- Classification: Division I
- Season: 2020–21
- Teams: 10
- Site: Municipal Auditorium Kansas City, Missouri
- Champions: Baylor (11th title)
- Winning coach: Kim Mulkey (11th title)
- MVP: NaLyssa Smith (Baylor)
- Television: ESPN+, ESPN2

= 2021 Big 12 Conference women's basketball tournament =

The 2021 Phillips 66 Big 12 Conference women's basketball tournament was a postseason tournament for the Big 12 Conference that was held March 11 to 14 in Kansas City, Missouri, at the Municipal Auditorium. Baylor won the tournament, its eleventh title.

==Seeds==

2021 Big 12 Conference women's basketball tournament seeds and results
| Seed | School | Conf. | Over. | Tiebreaker |
| 1 | Baylor ‡# | 17–1 | 22–2 |  |
| 2 | West Virginia # | 13–5 | 19–5 | 2–0 vs. Texas |
| 3 | Oklahoma State # | 13–5 | 17–7 | 1–1 vs. Texas |
| 4 | Iowa State # | 12–6 | 16–9 |  |
| 5 | Texas # | 11–7 | 17–8 |  |
| 6 | Oklahoma # | 9–9 | 12–11 |  |
| 7 | Texas Tech | 5–13 | 10–14 |  |
| 8 | TCU | 4–14 | 9–14 |  |
| 9 | Kansas | 3–15 | 7–17 | 1–1 vs. OU |
| 10 | Kansas State | 3–15 | 8–17 | 0–2 vs. OU |
‡ – Big 12 Conference regular season champions, and tournament No. 1 seed. # - Received a single-bye in the conference tournament. Overall records include all games played in the Big 12 Conference tournament.

==Schedule==

Session: Game; Time; Matchup; Television; Attendance
First round – Thursday, March 11
1: 1; 5:00 pm; No. 8 TCU 75 vs. No. 9 Kansas 72; ESPN+; 662
2: 8:00 pm; No. 10 Kansas State 75 vs. No. 7 Texas Tech 65
Quarterfinals – Friday, March 12
2: 3; 10:30 am; No. 4 Iowa State 82 vs. No. 5 Texas 84^{OT}; ESPN+; 788
4: 1:30 pm; No. 8 TCU 55 vs. No. 1 Baylor 92
3: 5; 5:30 pm; No. 10 Kansas State 56 vs. No. 2 West Virginia 58; 765
6: 8:30 pm; No. 6 Oklahoma 80 vs.
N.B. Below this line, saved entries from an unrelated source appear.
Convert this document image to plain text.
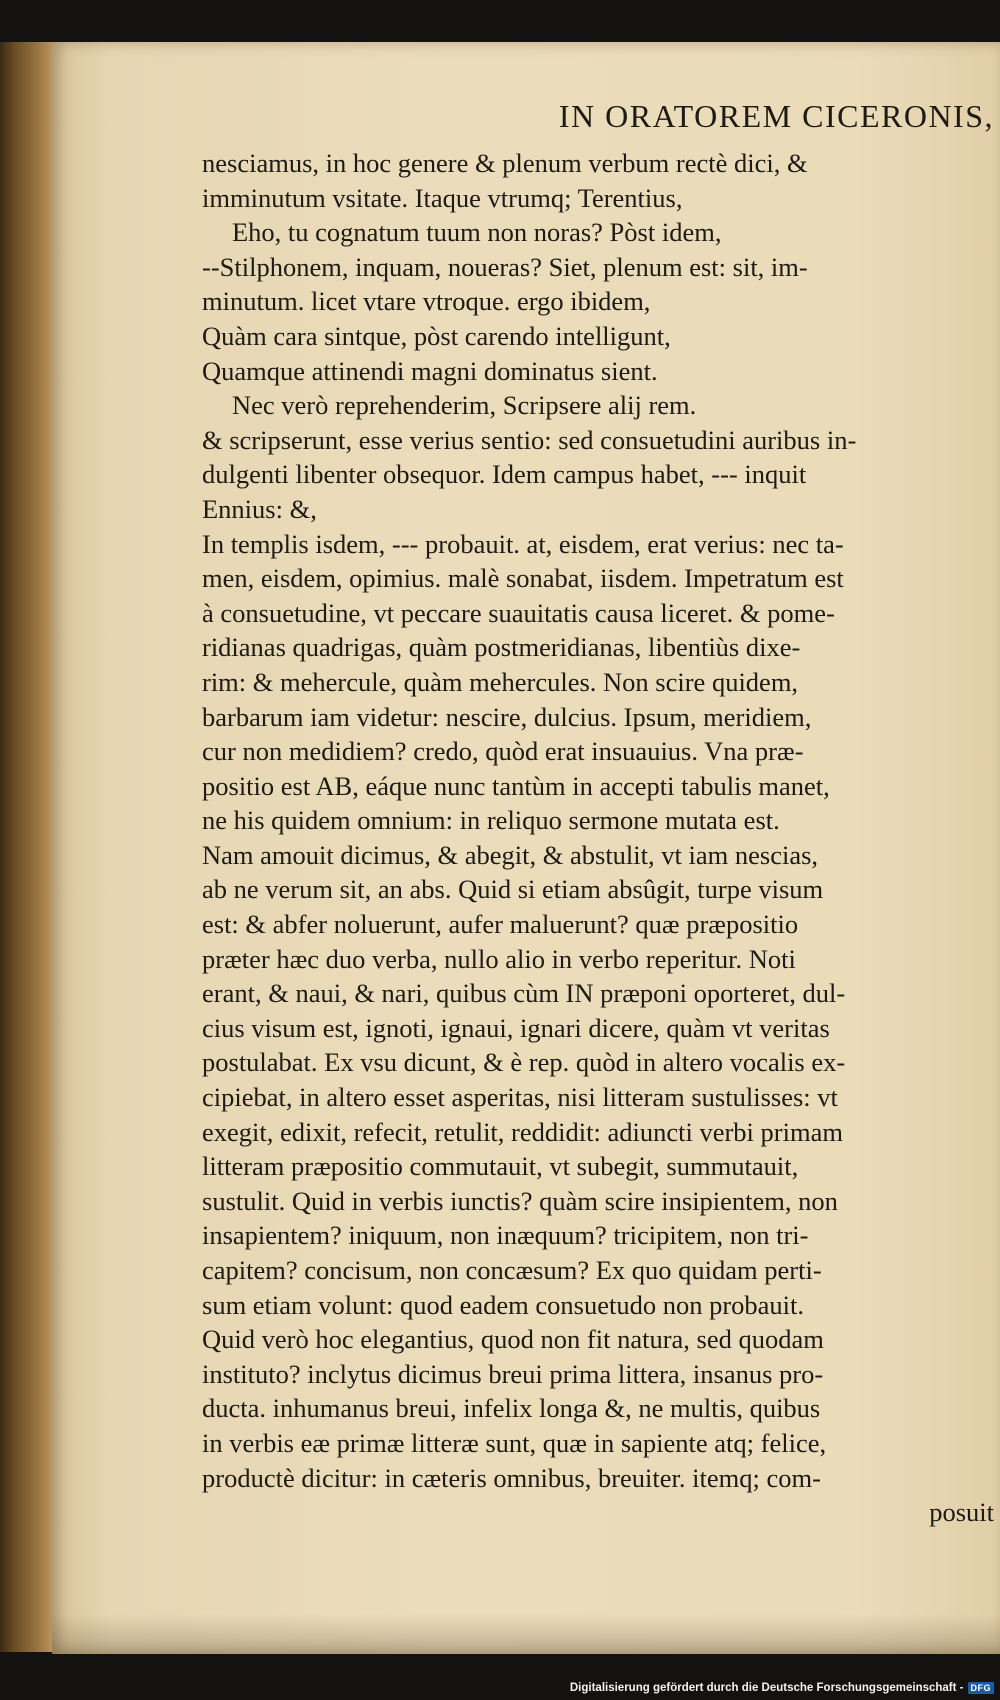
IN ORATOREM CICERONIS,
nesciamus, in hoc genere & plenum verbum rectè dici, &
imminutum vsitate. Itaque vtrumq; Terentius,
Eho, tu cognatum tuum non noras? Pòst idem,
--Stilphonem, inquam, noueras? Siet, plenum est: sit, im-
minutum. licet vtare vtroque. ergo ibidem,
Quàm cara sintque, pòst carendo intelligunt,
Quamque attinendi magni dominatus sient.
Nec verò reprehenderim, Scripsere alij rem.
& scripserunt, esse verius sentio: sed consuetudini auribus in-
dulgenti libenter obsequor. Idem campus habet, --- inquit
Ennius: &,
In templis isdem, --- probauit. at, eisdem, erat verius: nec ta-
men, eisdem, opimius. malè sonabat, iisdem. Impetratum est
à consuetudine, vt peccare suauitatis causa liceret. & pome-
ridianas quadrigas, quàm postmeridianas, libentiùs dixe-
rim: & mehercule, quàm mehercules. Non scire quidem,
barbarum iam videtur: nescire, dulcius. Ipsum, meridiem,
cur non medidiem? credo, quòd erat insuauius. Vna præ-
positio est AB, eáque nunc tantùm in accepti tabulis manet,
ne his quidem omnium: in reliquo sermone mutata est.
Nam amouit dicimus, & abegit, & abstulit, vt iam nescias,
ab ne verum sit, an abs. Quid si etiam absûgit, turpe visum
est: & abfer noluerunt, aufer maluerunt? quæ præpositio
præter hæc duo verba, nullo alio in verbo reperitur. Noti
erant, & naui, & nari, quibus cùm IN præponi oporteret, dul-
cius visum est, ignoti, ignaui, ignari dicere, quàm vt veritas
postulabat. Ex vsu dicunt, & è rep. quòd in altero vocalis ex-
cipiebat, in altero esset asperitas, nisi litteram sustulisses: vt
exegit, edixit, refecit, retulit, reddidit: adiuncti verbi primam
litteram præpositio commutauit, vt subegit, summutauit,
sustulit. Quid in verbis iunctis? quàm scire insipientem, non
insapientem? iniquum, non inæquum? tricipitem, non tri-
capitem? concisum, non concæsum? Ex quo quidam perti-
sum etiam volunt: quod eadem consuetudo non probauit.
Quid verò hoc elegantius, quod non fit natura, sed quodam
instituto? inclytus dicimus breui prima littera, insanus pro-
ducta. inhumanus breui, infelix longa &, ne multis, quibus
in verbis eæ primæ litteræ sunt, quæ in sapiente atq; felice,
productè dicitur: in cæteris omnibus, breuiter. itemq; com-
posuit
Digitalisierung gefördert durch die Deutsche Forschungsgemeinschaft - DFG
No. 3 Oklahoma State 89
Semifinals – Saturday, March 13
4: 7; Noon; No. 5 Texas 55 vs. No. 1 Baylor 66; ESPN+; 848
8: 3:00 pm; No. 2 West Virginia 59 vs. No. 3 Oklahoma State 50
Championship Game – Sunday, March 14
5: 9; Noon; No. 1 Baylor 76 vs. No. 2 West Virginia 50; ESPN2; 720
Game Times in CT. Rankings denote tournament seed.